What is it to forgive? I looked it up.
To forgive: to stop feeling angry or resentful toward (someone) for an offense, flaw, or mistake. Seems simple enough, but what if the offense is perceived as unforgivable? Does that mean that the offender is no longer worthy of love? Do we say, “I can love them but never forget and forgive?”
If so, then we hold a piece of ourselves protected, as a hostage. These have been on my mind in the recent events of my life and my family’s.
Forgiveness, like love, is a choice.
It doesn’t “just” happen. Like when we stub our toe on the corner of a chair. Those just happen. No one really wants to experience that on purpose! I have been taught to love my neighbor since I was a child. To forgive the school and neighborhood kids, and the basics of forgiving so we fit in the world. It is what we are taught we are supposed to do. But I don’t remember learning how to let go of those angry feelings or the resentment. I followed the rules because it is how I learned to get along, fit in, look good, and sometimes control. However, to deal with the anger/resentment, I only learned to bottle them up.

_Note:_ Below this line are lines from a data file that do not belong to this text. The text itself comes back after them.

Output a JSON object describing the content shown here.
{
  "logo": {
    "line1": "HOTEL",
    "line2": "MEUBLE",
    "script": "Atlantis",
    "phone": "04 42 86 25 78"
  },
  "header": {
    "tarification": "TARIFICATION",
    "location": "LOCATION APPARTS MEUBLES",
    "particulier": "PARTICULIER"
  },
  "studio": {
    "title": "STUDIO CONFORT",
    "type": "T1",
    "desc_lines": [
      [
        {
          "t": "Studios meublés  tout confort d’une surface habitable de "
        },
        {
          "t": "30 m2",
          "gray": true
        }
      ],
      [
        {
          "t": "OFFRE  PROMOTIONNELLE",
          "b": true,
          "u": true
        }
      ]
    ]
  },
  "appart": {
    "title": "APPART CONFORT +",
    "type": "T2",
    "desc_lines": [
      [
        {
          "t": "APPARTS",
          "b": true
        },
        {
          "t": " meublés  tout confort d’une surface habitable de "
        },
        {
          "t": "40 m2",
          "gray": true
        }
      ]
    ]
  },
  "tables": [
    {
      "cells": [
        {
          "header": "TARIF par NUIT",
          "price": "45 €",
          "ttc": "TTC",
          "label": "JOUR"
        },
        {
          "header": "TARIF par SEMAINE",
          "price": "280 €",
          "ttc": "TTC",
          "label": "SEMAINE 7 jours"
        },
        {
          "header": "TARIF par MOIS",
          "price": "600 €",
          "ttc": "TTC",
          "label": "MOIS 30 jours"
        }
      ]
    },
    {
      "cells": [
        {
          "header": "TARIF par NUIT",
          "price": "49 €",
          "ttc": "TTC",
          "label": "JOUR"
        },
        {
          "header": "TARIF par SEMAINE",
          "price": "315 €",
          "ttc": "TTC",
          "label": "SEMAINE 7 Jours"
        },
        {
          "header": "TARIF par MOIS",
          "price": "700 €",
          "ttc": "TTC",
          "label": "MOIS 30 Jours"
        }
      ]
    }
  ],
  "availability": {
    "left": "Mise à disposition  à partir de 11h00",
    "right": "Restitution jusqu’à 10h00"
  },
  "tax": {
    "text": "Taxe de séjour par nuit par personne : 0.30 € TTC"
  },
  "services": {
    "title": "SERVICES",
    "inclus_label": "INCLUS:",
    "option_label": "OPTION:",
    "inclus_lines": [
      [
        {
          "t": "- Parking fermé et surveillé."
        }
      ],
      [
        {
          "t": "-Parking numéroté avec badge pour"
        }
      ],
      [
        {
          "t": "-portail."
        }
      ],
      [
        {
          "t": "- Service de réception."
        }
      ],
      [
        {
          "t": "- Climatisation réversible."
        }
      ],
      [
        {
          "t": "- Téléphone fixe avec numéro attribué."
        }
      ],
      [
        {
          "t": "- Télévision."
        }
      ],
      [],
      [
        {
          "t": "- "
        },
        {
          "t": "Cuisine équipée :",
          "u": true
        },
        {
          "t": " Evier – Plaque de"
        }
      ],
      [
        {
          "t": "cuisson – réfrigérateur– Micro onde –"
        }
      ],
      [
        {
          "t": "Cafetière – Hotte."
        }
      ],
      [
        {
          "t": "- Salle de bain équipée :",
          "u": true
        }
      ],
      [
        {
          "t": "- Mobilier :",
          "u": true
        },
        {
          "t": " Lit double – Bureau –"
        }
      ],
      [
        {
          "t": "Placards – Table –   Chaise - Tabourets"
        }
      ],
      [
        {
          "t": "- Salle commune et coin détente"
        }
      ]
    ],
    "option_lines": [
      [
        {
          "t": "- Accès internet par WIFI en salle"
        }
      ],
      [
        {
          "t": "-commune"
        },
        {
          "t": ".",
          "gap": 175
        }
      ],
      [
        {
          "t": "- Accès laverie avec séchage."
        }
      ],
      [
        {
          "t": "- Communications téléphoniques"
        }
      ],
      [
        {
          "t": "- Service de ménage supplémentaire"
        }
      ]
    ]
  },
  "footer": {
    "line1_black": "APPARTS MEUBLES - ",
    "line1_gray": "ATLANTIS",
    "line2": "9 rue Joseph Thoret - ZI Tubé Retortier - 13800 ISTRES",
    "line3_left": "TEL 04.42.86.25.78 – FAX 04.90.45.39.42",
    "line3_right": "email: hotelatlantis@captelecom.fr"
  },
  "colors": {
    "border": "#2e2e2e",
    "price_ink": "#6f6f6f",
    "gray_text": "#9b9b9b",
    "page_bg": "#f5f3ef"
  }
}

In 2016, I learned of the power of choice. Choosing to forgive didn’t magically dispel the bitterness, resentment, anger, and betrayal I felt towards the offender, but it did give me a release from that of bitterness. I was choosing to forgive a memory, something so far gone from my present life, but in my anger, I was keeping it alive. It became a choice I took daily, then weekly, then monthly until, like a memory, it became fleeting. Yes, it would pop up and I would be reminded, but I was no longer triggered by my past, so that when some new conflict arose, it was dealt with in honesty and love. Being human comes with a guarantee of being offended or offending others. Why is this so relevant to my life now, almost 5 years later?
My dad died on January 25, 2021.
The last day I was with him was January 10th. It was a Sunday, midday, and he called out to me and my sister from his bedroom to come be with him. He was in bed, as he had become weaker as his illness became stronger. We both got into bed with him and proceeded to just be with him. We watched TV, we talked, we laughed, and we took pictures of us hugging our dad – pictures of us next to him, in bed, as if we were children wanting to be next to their dad. That is one of the last memories I have of my dad. This loss highlighted the gift of forgiveness in a way that struck me as incredible, miraculous, and joyful, and has moved me to tears of gratefulness.
Remember the unforgiveness I held onto? It became decades of holding a grudge against my dad. It stemmed from my childhood and became a permanent stamp of mistrust and unwillingness to be fully present with my dad. I had been robbing myself of love, connection, joy and all the things that come with being open and available. I took that step towards forgiveness, never fully understanding the gift it would bring me 5 years later. I remember my sister telling me one day as I despaired over losing so much time, not being aware of how I kept myself away from family, she said, “God has a way of restoring time back to us.” From 2016, my relationship with my dad changed dramatically—he became a source of wisdom to me and in my many questions on God, my mom, what he saw in me as a child, he was available to me. He loved me so much that he never asked that I stop asking questions. My Dad was the source of so much and his love was something I could now see fully. The past no longer had power over me. The day he called us to the bedroom to be with him, the day I crawled into bed with him and my sister, the day we took pictures of us hugging our dad—that was the day my childhood was restored to me in a way I never could imagine.
When I look at those pictures now, I see the child I have always been to him. My age never mattered; I was his child. Those hugs I gave that day were from a child’s heart. A child that has always been present and still is; she is the curious part of me that lives and wonders about the world and everything in it. My sister was right. God has a way of restoring time to us when we let go of control. In 2016, I forgave my dad, and in 2021, God restored my childhood by giving me a new memory.
What do you hold from your past that lives in your present?
Are you willing to choose to forgive—to trust God to bring restoration in your life?
I have learned that what I imagine God will deliver can be greater than anything I can think of.